En lo que otros han visto solo una recopilación de datos, a la luz de un análisis general de los hechos en la economía europea y la inserción de Nueva España como una pieza más en el ajedrez político, se puede detectar que en realidad José Mariano Díaz de la Vega esboza ya los intentos de una historia incluyente. Volver los ojos a la presencia de los grupos indígenas a fines del siglo XVIII o del XX para escribir la historia precisa, en nuestra opinión, que la visión política alterne con la historia.
Para realizar el trabajo de investigación, en los recorridos de campo, archivos y bibliotecas recibimos el apoyo invaluable y generoso de diversas personas. En el archivo de la parroquia de San Pedro y San Pablo Jilotepec, el presbítero Alfonso Sánchez Rivas, párroco, y Ana Lilia Roldán gentilmente permitieron el acceso a documentos frágiles; al de Tacuba nos facilitaron la entrada Emma Pérez Rocha y el padre Rafael Pérez Rojas; en Tepeji del Río, Octavio Jiménez nos regaló parte de su preciado tiempo y trabajo en el archivo; en los acervos franciscanos de Cholula, Francisco Mejía no escatimó esfuerzos en facilitar nuestra tarea. En el Archivo General de la Nación, como siempre, fueron indispensables Roberto Beristáin y Martín Sánchez Arzate. Los trabajos de sistematización de Linda Arnold nos fueron de gran utilidad. Genaro Díaz y Refugio Hernández, bibliotecarios profesionales del Instituto Nacional de Antropología e Historia, nos ayudaron en cada paso. En la biblioteca del Colegio Nacional, Patricia Jacobo Peralta accedió a colaborar con nuestra labor. Agustín Estrada y Gustavo Javier López apuntalan el trabajo con las imágenes que lo acompañan.
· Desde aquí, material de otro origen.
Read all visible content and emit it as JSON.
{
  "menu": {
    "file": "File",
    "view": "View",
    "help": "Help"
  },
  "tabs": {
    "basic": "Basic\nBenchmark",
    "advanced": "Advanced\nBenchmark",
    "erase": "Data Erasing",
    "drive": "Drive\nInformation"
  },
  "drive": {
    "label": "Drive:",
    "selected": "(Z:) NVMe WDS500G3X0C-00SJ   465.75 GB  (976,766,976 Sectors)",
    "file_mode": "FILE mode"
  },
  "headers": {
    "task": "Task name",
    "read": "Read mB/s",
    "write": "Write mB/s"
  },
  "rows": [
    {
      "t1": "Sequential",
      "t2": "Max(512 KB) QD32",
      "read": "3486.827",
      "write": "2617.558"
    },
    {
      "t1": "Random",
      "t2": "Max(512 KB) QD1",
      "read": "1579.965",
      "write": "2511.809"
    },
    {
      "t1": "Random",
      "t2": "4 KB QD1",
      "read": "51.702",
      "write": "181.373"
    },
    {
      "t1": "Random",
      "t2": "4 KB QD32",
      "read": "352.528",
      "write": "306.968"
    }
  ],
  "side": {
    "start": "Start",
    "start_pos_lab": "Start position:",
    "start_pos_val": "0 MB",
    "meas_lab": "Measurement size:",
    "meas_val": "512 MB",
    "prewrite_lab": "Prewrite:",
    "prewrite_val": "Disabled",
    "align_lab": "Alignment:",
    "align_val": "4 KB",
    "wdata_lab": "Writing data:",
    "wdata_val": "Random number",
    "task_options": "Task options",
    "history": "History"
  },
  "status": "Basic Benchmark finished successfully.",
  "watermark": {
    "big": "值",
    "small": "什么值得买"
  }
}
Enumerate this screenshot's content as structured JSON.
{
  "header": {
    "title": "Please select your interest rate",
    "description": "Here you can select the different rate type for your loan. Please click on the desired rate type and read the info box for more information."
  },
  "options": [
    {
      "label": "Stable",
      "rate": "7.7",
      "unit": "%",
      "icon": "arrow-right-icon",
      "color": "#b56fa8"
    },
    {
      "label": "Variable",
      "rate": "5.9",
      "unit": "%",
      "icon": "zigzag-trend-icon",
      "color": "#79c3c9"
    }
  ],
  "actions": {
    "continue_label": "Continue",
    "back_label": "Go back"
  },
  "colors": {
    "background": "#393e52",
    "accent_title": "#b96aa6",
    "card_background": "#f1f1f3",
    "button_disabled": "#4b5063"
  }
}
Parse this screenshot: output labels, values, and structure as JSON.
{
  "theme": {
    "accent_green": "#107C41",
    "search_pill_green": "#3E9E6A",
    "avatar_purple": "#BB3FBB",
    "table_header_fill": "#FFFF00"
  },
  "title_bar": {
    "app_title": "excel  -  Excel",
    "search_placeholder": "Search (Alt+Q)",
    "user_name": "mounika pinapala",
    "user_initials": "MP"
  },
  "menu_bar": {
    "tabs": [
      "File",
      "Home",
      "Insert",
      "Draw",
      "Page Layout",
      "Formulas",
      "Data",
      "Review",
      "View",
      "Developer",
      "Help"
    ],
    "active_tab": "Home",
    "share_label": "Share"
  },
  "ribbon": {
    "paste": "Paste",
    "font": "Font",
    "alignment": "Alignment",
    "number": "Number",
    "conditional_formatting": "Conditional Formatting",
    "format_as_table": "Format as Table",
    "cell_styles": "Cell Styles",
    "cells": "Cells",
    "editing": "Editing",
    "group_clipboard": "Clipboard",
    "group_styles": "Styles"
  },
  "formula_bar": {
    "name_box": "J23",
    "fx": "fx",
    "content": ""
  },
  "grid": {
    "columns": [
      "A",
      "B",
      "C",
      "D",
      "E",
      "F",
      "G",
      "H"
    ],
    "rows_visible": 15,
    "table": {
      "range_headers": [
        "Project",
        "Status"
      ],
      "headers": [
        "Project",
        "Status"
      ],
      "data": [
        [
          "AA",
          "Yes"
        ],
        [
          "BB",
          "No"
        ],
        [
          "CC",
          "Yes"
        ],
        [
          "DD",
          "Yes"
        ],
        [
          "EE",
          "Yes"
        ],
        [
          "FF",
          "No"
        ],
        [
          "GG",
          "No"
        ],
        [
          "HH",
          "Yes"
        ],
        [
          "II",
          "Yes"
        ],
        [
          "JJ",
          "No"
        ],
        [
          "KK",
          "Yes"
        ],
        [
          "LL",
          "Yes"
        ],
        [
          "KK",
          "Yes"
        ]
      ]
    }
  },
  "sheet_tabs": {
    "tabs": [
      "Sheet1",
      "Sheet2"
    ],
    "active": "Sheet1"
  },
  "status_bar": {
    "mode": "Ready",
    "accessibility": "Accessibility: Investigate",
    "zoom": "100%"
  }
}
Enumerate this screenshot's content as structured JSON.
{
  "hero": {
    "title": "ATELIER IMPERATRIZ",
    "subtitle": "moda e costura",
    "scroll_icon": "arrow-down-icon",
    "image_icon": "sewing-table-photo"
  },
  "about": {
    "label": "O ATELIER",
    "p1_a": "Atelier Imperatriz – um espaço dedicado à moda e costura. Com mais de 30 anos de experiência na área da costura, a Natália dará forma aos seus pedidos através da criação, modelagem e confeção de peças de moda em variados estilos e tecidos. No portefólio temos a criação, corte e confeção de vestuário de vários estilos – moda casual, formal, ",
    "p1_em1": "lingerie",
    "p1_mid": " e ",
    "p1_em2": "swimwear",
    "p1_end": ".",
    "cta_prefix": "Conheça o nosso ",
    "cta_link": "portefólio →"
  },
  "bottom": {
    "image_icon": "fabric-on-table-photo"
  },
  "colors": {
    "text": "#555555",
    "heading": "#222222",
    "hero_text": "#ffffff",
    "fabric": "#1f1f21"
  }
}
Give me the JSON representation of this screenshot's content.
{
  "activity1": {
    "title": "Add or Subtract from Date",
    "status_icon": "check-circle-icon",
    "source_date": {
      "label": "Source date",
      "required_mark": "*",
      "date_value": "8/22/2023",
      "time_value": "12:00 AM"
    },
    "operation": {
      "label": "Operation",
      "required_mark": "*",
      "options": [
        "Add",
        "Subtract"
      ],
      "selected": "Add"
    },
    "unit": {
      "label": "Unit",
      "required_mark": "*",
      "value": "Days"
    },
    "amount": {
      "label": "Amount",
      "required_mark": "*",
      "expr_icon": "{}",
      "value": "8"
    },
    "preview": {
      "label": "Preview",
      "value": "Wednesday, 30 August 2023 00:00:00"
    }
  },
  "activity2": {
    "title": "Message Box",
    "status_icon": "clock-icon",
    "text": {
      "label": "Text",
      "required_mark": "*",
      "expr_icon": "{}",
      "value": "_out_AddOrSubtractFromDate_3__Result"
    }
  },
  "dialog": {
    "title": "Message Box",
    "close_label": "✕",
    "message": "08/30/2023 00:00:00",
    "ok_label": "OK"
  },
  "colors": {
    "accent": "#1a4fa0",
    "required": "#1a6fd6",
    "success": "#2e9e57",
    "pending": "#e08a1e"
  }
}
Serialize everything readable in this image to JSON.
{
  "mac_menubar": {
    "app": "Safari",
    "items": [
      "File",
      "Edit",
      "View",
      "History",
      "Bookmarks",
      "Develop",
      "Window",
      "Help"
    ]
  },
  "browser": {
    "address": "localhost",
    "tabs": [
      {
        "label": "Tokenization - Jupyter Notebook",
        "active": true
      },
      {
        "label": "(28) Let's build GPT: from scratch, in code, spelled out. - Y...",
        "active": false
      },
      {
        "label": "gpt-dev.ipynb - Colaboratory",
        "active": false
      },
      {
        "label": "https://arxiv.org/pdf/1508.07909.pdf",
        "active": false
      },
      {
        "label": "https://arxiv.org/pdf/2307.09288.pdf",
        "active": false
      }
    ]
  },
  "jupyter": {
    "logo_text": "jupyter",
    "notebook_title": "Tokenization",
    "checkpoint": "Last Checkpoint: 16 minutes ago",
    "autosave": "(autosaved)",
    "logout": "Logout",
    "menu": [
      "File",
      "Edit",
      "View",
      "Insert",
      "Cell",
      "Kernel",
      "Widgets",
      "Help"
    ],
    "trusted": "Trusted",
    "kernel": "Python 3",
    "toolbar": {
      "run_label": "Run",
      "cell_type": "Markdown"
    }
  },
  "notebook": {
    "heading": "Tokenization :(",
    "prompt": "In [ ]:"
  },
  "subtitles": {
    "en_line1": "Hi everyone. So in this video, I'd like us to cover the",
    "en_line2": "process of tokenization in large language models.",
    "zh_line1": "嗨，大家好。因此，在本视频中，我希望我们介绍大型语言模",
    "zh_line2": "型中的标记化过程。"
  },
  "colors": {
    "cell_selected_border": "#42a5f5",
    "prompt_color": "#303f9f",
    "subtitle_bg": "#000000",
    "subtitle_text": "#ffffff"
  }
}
El profesor José Luis Quezada nos auxilió con la traducción de las partes latinas. En Querétaro, María Elena Villegas y Rodolfo Anaya nos acompañaron en resolver vericuetos del documento. Alejandra Medina ofreció su experiencia como historiadora y paleógrafa en los aspectos formales del documento. En la región poblano-tlaxcalteca, Yolanda Ramos, Óscar Sánchez R. y Eduardo Merlo nos abrieron la puerta a publicaciones de difícil acceso. Agradecemos a María Guevara (Universidad de Guanajuato), Pedro Paz Arellano (Instituto Nacional de Antropología e Historia) e Iván Escamilla (Universidad Nacional Autónoma de México) sus meticulosas lecturas al borrador de este trabajo. Y nuestro agradecimiento también a fray Francisco Morales, gran conocedor de la historia franciscana, por haberse tomado el tiempo para leer y comentar esta investigación.